Reyk Floeter wrote:

> Yes, in theory if_index should be fixed and return a consistent number
> between 1 and the number of interfaces.  But this is obviously
> difficult and I'm not sure if it's worth the effort.  So the "hack"
> that you're going to remove was a best effort.  But putting another
> interface index abstraction layer in userland (via snmpd or some
> shared db) is just not the right way to do it.  We either have a
> reliable if_index from the kernel or we don't.  But inventing another
> thing in userland doesn't make sense to me.

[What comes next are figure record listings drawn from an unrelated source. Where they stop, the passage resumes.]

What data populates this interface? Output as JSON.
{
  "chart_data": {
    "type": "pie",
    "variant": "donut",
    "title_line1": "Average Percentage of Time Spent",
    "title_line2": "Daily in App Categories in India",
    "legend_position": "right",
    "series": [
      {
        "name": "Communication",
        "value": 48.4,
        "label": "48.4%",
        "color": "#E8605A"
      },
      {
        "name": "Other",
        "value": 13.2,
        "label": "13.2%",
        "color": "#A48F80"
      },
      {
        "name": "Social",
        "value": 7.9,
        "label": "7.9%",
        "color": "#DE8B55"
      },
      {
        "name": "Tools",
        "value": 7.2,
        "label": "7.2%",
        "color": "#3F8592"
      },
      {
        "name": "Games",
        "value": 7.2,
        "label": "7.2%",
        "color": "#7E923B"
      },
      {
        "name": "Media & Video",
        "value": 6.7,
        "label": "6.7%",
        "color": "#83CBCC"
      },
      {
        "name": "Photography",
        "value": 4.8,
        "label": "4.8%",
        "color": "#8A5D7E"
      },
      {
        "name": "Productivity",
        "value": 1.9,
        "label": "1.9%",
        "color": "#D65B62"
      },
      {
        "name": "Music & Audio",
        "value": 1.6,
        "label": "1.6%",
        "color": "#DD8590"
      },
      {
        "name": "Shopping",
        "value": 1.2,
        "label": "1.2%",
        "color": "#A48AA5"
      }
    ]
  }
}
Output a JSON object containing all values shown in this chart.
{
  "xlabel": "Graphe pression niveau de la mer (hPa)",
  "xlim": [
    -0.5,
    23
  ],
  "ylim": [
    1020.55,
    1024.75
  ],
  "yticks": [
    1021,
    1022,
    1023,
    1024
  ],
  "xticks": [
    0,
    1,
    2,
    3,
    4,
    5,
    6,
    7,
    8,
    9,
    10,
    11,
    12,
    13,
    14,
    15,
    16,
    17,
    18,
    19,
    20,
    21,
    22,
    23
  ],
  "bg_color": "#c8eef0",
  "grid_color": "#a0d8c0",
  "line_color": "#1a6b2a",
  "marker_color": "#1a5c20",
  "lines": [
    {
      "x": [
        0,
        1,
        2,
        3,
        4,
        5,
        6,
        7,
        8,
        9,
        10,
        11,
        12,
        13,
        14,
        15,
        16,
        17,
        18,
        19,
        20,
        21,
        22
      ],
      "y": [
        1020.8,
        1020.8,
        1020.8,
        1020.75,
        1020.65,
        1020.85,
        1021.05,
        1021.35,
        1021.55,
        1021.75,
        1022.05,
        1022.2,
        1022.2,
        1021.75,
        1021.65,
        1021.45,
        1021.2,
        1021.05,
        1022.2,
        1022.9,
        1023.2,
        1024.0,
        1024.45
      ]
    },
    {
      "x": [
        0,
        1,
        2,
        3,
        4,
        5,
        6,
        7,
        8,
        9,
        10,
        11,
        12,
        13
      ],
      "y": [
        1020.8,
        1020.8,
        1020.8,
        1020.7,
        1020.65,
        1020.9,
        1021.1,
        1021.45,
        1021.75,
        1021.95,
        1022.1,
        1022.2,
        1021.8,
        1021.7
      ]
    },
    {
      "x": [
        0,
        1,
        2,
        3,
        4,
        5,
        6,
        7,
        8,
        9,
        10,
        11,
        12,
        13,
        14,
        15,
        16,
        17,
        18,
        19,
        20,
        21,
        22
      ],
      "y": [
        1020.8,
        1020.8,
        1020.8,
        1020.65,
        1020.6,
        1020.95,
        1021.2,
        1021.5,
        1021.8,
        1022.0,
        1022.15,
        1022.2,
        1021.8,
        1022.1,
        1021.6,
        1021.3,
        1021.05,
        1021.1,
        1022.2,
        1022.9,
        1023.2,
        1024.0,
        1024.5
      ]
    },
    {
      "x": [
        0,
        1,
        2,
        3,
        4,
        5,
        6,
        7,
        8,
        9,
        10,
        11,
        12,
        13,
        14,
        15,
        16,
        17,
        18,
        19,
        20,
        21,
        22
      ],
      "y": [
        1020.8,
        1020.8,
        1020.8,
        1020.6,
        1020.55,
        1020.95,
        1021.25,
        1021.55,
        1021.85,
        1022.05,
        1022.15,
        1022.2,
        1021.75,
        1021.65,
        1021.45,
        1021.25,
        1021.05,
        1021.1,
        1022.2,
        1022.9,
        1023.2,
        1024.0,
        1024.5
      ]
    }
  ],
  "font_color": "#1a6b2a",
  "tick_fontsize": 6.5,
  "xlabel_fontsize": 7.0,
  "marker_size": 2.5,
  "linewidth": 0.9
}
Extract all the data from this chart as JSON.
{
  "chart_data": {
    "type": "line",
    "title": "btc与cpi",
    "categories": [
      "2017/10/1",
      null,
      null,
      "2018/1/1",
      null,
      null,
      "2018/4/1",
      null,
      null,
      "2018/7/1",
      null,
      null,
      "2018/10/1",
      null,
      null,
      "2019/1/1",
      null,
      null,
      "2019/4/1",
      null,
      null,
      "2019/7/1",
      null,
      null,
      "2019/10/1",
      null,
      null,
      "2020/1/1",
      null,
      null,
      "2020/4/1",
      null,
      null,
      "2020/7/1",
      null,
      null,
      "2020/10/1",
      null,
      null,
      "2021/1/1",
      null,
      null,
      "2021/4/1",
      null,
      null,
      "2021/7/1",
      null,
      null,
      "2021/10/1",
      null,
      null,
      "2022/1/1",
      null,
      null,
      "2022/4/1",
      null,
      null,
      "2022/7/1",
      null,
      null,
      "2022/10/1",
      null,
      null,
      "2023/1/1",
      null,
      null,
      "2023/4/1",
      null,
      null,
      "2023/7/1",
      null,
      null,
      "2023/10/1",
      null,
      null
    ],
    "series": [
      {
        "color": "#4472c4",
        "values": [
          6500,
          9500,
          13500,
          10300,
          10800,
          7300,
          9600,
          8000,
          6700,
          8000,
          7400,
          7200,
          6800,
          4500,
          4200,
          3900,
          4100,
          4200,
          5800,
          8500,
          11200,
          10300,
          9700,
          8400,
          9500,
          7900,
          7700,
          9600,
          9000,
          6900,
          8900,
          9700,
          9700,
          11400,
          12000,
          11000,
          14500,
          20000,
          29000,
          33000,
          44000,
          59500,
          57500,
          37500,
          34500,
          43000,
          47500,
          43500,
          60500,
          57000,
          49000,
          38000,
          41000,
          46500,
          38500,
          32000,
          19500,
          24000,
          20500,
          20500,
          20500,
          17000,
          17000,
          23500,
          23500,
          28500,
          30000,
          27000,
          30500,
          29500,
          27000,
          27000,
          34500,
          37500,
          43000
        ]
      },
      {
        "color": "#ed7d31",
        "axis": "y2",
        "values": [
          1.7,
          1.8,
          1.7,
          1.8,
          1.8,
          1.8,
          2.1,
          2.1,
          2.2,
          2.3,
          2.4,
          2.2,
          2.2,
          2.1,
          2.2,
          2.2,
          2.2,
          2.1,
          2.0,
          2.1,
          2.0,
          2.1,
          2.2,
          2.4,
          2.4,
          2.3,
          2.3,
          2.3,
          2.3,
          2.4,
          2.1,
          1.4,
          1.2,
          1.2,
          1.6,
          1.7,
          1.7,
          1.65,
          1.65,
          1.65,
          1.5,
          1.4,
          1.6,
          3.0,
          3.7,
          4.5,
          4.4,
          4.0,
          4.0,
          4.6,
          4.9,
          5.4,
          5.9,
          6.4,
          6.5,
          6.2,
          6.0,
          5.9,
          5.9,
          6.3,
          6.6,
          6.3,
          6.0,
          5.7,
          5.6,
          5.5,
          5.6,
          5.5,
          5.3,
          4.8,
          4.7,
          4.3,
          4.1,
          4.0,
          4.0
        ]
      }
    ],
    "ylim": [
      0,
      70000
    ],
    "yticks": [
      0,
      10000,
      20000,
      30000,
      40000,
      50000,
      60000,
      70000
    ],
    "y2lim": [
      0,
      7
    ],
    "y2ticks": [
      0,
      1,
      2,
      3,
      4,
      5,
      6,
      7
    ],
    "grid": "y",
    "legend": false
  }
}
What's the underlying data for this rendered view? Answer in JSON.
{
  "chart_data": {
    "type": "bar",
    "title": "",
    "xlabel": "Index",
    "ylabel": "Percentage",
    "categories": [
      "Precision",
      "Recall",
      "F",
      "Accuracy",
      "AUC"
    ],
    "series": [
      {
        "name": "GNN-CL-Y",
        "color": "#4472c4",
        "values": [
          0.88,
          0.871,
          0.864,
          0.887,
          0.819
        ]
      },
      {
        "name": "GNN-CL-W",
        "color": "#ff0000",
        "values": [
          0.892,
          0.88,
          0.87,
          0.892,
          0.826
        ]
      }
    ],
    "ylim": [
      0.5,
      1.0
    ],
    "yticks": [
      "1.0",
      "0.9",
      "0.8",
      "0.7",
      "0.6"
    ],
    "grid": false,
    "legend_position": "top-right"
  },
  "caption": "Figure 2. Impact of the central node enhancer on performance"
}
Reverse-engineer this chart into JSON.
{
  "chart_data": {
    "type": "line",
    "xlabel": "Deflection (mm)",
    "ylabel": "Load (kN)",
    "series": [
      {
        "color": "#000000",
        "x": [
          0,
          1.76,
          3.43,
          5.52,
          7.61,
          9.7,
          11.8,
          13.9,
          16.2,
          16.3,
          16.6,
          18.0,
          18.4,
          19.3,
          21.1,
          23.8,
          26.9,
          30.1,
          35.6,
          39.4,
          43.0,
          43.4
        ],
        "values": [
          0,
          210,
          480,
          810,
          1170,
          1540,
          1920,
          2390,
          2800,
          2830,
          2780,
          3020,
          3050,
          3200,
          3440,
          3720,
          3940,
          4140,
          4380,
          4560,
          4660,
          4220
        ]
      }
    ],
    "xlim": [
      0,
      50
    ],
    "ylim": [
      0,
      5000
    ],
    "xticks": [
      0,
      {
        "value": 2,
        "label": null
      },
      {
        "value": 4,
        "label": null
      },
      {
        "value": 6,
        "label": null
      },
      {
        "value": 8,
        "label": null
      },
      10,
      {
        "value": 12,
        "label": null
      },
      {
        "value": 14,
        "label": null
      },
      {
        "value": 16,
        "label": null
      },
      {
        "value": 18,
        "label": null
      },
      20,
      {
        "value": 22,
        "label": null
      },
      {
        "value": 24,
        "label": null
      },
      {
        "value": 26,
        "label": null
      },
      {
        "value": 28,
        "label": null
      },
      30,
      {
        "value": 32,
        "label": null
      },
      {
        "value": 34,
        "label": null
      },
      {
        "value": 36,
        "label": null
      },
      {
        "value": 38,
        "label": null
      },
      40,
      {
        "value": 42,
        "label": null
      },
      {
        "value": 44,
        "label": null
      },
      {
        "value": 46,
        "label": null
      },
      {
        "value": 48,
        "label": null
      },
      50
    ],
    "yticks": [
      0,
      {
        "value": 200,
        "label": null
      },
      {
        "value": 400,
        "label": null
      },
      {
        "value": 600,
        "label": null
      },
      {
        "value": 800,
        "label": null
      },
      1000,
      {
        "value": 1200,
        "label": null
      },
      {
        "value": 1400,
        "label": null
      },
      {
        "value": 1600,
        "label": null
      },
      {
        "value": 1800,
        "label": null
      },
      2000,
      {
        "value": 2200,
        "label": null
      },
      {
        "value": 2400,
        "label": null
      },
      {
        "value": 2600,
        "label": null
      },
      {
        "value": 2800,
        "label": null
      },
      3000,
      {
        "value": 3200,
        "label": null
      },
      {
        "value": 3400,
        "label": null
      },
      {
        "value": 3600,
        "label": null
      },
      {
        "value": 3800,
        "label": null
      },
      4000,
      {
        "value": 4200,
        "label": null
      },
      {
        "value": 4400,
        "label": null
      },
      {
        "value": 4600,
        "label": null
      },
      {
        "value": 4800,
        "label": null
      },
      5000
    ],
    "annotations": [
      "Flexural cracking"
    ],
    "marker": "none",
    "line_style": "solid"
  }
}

If above theory doesn't dictate all interfaces must exist (it shouldn't
because of hot-plug interfaces), kernel can operate on fixed predefined
ifIndex table like this:

tun ifIndex (only have 256 of them because of unit_no):
          1 - 00:bd:xx:xx:xx:00 - tun0
        256 - 00:bd:xx:xx:xx:ff - tun255

vether ifIndex (only have 65536 of them?):
        257 - fe:e1:ba:d0:xx:xx - vether0
     65,792 - fe:e1:ba:d0:xx:xx - vether65535

physical ifIndex (claim to support ~1M of physical interfaces):
     65,793 - 00:25:90:xx:xx:aa - em0
     65,794 - 00:25:90:xx:xx:ab - em1
  1,179,906 - xx:xx:xx:xx:xx:xx - foo77

trunk ifIndex (claim to support ~17M of trunk interfaces, by unit_no):
  1,179,907 - xx:xx:xx:xx:xx:xx - trunk0
 19,005,699 - xx:xx:xx:xx:xx:xx - trunk16999999

vlan ifIndex (claim to support ~280M of vlan interfaces, by unit_no):
 19,005,700 - xx:xx:xx:xx:xx:xx - vlan0
304,218,372 - xx:xx:xx:xx:xx:xx - vlan279999999

and so on, up to 2,147,483,647.

IMO, cloners aren't so problematic (because of algorithmically controlled
enumeration and unit number assignment) as physical interfaces are.

I think, the best is to let ifIndexes be assigned to physical interfaces
via ifconfig, but let cloners to do their assignments automatically.

And do not let snmpd to operate on interface without an ifIndex: having no
ifIndex means no interface available.